Few truly believed Jim Zorn, who had zero previous head coaching experience, was ready, so after all the Washington Redskins franchise has been through in the past 15-plus years, what makes anyone think Mike Shanahan will be any different?
The former Oakland Raiders and Denver Broncos head coach brings in a proven offensive philosophy, one that helped him achieve a career record of 146-95 (8-5 in the postseason), as well as two Lombardi Trophies.
But the question is, in a city where money has attempted to buy everything (and everyone), what is there to make this time any different?
Before you rush to judgment that this is just another attempt at "buying" Washington success, take a look at the pieces to the puzzle.
The Redskins acquired Albert Haynesworth via free agency last offseason, and then watched their defense finish 16th against the run. Not spectacular, but considering Haynesworth and other players missed several games with injuries, it's respectable.
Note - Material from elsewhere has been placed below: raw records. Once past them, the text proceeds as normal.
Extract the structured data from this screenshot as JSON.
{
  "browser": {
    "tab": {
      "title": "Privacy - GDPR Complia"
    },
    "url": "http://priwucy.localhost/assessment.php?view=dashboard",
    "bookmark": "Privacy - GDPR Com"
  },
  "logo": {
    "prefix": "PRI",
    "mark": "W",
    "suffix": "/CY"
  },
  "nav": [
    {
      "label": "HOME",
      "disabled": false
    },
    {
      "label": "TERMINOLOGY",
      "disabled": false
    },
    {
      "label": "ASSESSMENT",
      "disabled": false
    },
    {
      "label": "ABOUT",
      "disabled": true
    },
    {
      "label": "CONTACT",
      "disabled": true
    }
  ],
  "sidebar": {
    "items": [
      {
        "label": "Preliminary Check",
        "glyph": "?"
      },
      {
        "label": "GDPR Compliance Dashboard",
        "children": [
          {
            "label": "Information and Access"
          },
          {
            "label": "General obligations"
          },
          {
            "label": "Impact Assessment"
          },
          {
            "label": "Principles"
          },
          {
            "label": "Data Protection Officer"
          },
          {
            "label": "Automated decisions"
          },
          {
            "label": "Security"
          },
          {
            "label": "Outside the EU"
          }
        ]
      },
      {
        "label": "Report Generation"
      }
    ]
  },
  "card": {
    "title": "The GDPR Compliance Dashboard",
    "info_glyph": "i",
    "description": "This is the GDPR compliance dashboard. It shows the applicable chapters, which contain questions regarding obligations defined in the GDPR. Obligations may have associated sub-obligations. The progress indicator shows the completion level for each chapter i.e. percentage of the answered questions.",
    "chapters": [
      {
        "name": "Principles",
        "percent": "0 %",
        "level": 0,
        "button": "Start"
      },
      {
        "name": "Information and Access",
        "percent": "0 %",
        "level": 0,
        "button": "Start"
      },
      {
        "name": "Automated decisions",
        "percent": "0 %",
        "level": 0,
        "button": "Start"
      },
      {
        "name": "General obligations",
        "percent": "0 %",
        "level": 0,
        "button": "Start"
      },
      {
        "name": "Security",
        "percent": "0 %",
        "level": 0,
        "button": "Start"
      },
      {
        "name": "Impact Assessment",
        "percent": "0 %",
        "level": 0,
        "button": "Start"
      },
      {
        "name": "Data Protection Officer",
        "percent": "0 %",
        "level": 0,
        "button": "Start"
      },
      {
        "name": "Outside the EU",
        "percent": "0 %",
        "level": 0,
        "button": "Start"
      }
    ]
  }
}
The defense picked up the offense's slack for most of the season, finishing 18th in points allowed, ninth in passing yards allowed, and 10th in total yards allowed.
Clearly the personnel is there on the field for the Redskins to continue, and possibly even improve, on their defensive rankings.
However, the Achilles heel for Washington all season (and all through Zorn's tenure) was the inconsistency and predictability of a stale offense.
Zorn's lack of creativity (or too much of it) on offense hindered the growth of Jason Campbell, and in turn affected a once promising rushing attack.
The Redskins finished 16th in passing yards (their only positive), as Campbell took off after Zorn was stripped of play-calling duties. Their rush attack was fairly dormant the entire season as well, finishing just 27th in the league, while ranking 22nd overall on offense as a team.
And in points scored? A dismal 26th.
Needless to say, Washington was a team with a solid defense that was victim of poor play-calling and decision-making.
In comes Shanahan, the proposed offensive guru who made Jay Cutler into a 4,500-plus yard passing quarterback, made Jake Plummer look like an elite passer, and helped an aging John Elway win two Super Bowls before his retirement.
But can he help Washington?
The answer is yes, and possibly a lot quicker than people think.
Shanahan is a quarterback guru. That doesn't mean Jason Campbell can look forward to a bright future. He simply isn't Shanahan's guy.
But Campbell will immediately find more success than he ever had under Zorn or Gibbs, while Shanahan brings in his own guy through the 2010 NFL Draft and grooms him behind Campbell.
And as for that powerful and extremely effective zone-blocking scheme that Shanahan made so popular while in Denver, you can safely assume it will be back.
Whether or not former Denver back Clinton Portis is around to reap the benefits is another discussion on its own.
But if history is honest, then Shanahan coming on is the missing link that is keeping this team from being competitive.